One of the world’s largest port operators, DP World has recorded a 2.6% increase in gross container shipping volume in the fourth quarter of 2021. This shows a strong increase in the annual throughput that is expected to drive improved financial results.

The Dubai-based ports company handled 19.6 million 20-foot equivalent units, or TEUs, across its global portfolio of container terminals in the final quarter of 2021, up from 19 million TEUs in the same quarter a year ago, it said in a statement to Nasdaq Dubai on Monday. DP World’s Chairman and Chief Executive, Sultan Ahmed bin Sulayem said, “As expected, growth rates moderated in the final quarter of 2021 as the new Covid variant [Omicron], inflation and supply chain bottlenecks impacted global growth.”

Global supply chain disruptions triggered by the Covid-19 pandemic will continue to linger for years until the backlog of cargo were cleared. The Covid-19 crisis highlighted significant challenges in the logistics sector, with many cargo owners struggling to find containers to move their goods to keep pace with demand and overcome labour disruptions. The terrible supply chain constrains have led to congestion and delays at ports, a shortage in shipping containers and a sharp rise in the cost of shipping goods.

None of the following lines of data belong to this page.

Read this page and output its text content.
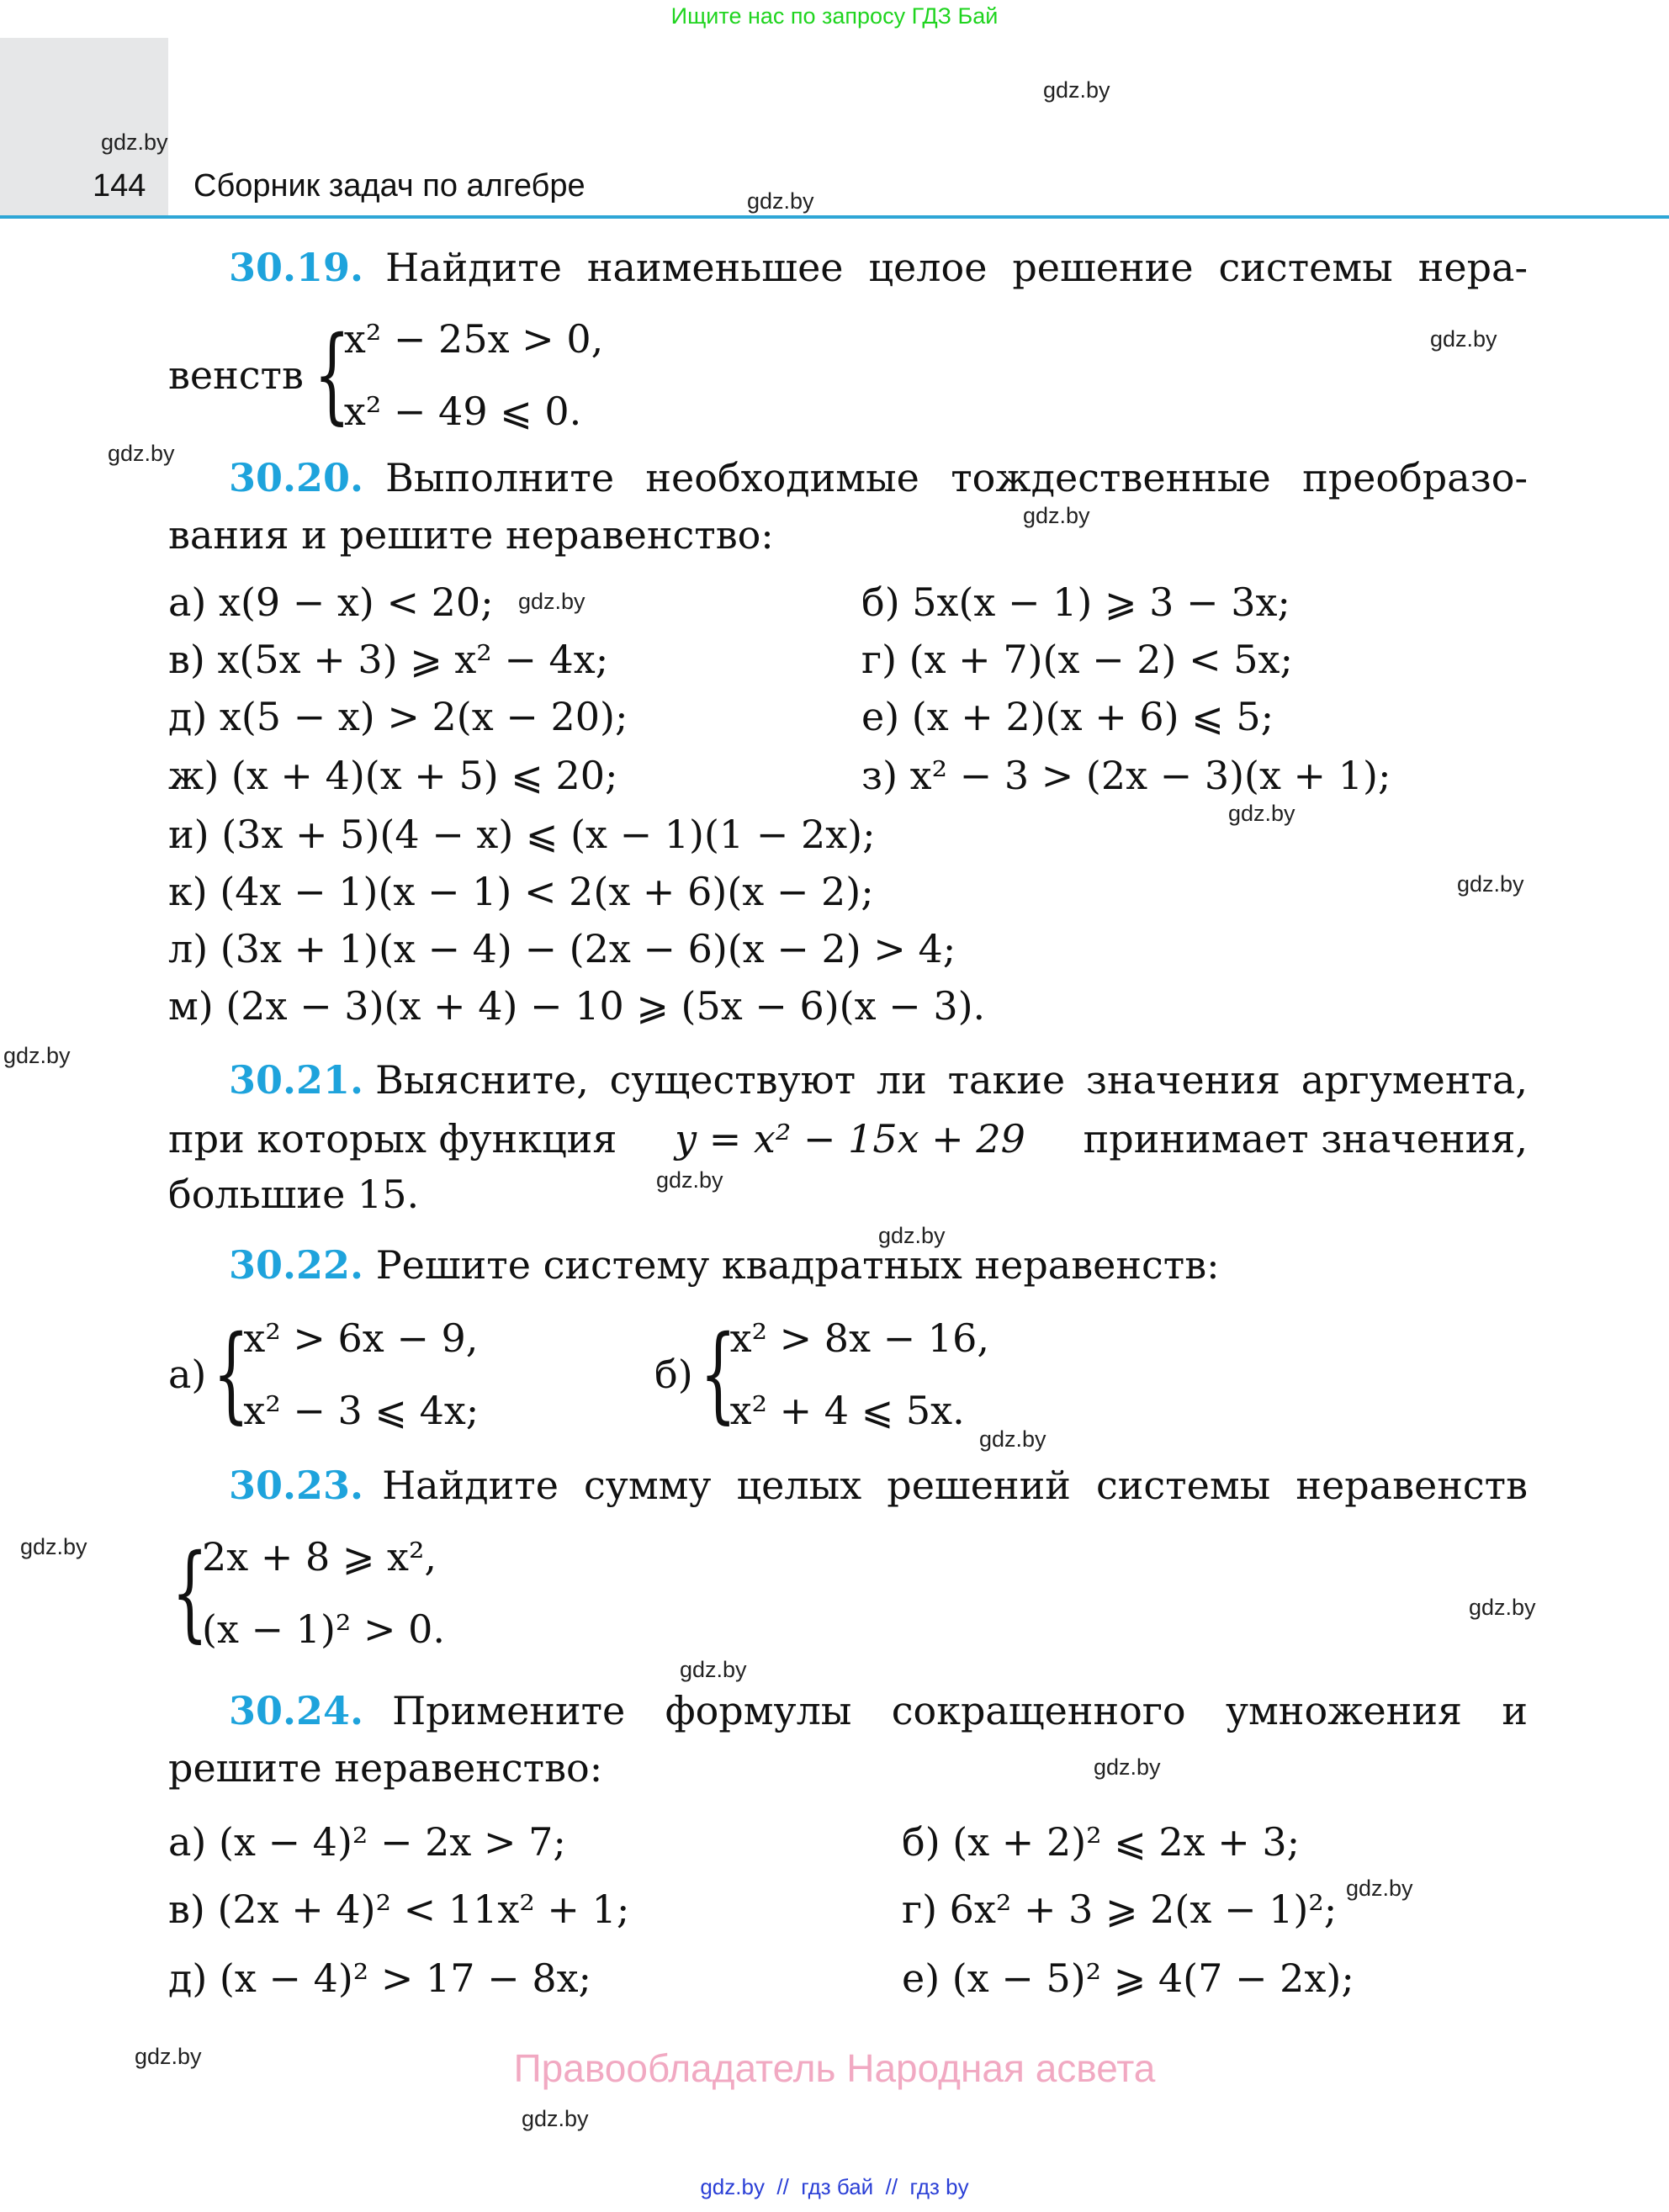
Ищите нас по запросу ГДЗ Бай
144 Сборник задач по алгебре
gdz.by
gdz.by
gdz.by
gdz.by
gdz.by
gdz.by
gdz.by
gdz.by
gdz.by
gdz.by
gdz.by
gdz.by
gdz.by
gdz.by
gdz.by
gdz.by
gdz.by
gdz.by
gdz.by
gdz.by
30.19. Найдите наименьшее целое решение системы нера-
венств {
x² − 25x > 0,
x² − 49 ⩽ 0.
30.20. Выполните необходимые тождественные преобразо-
вания и решите неравенство:
а) x(9 − x) < 20;	б) 5x(x − 1) ⩾ 3 − 3x;
в) x(5x + 3) ⩾ x² − 4x;	г) (x + 7)(x − 2) < 5x;
д) x(5 − x) > 2(x − 20);	е) (x + 2)(x + 6) ⩽ 5;
ж) (x + 4)(x + 5) ⩽ 20;	з) x² − 3 > (2x − 3)(x + 1);
и) (3x + 5)(4 − x) ⩽ (x − 1)(1 − 2x);
к) (4x − 1)(x − 1) < 2(x + 6)(x − 2);
л) (3x + 1)(x − 4) − (2x − 6)(x − 2) > 4;
м) (2x − 3)(x + 4) − 10 ⩾ (5x − 6)(x − 3).
30.21. Выясните, существуют ли такие значения аргумента,
при которых функция y = x² − 15x + 29 принимает значения,
большие 15.
30.22. Решите систему квадратных неравенств:
а) {
x² > 6x − 9,
x² − 3 ⩽ 4x;
б) {
x² > 8x − 16,
x² + 4 ⩽ 5x.
30.23. Найдите сумму целых решений системы неравенств
{
2x + 8 ⩾ x²,
(x − 1)² > 0.
30.24. Примените формулы сокращенного умножения и
решите неравенство:
а) (x − 4)² − 2x > 7;	б) (x + 2)² ⩽ 2x + 3;
в) (2x + 4)² < 11x² + 1;	г) 6x² + 3 ⩾ 2(x − 1)²;
д) (x − 4)² > 17 − 8x;	е) (x − 5)² ⩾ 4(7 − 2x);
Правообладатель Народная асвета
gdz.by  //  гдз бай  //  гдз by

The ports operator reported a 9.4% rise in 2021 container volumes, despite growth rates moderating in the fourth quarter, with all the regions it operates in reporting growth. Looking into 2022, the chairman said he expects the DP World portfolio to continue delivering growth and sees an encouraging start to the year.

The International Monetary Fund lowered its global economic growth forecast for this year, as Omicron continues to spread unabated and supply chain disruptions stoke inflation amid higher energy prices. The fund, which estimated the global economy would expand by 5.9% in 2021, revised down its 2022 output projections to 4.4%, half a percentage point lower than its estimate in October, it said in its latest World Economic Outlook in January.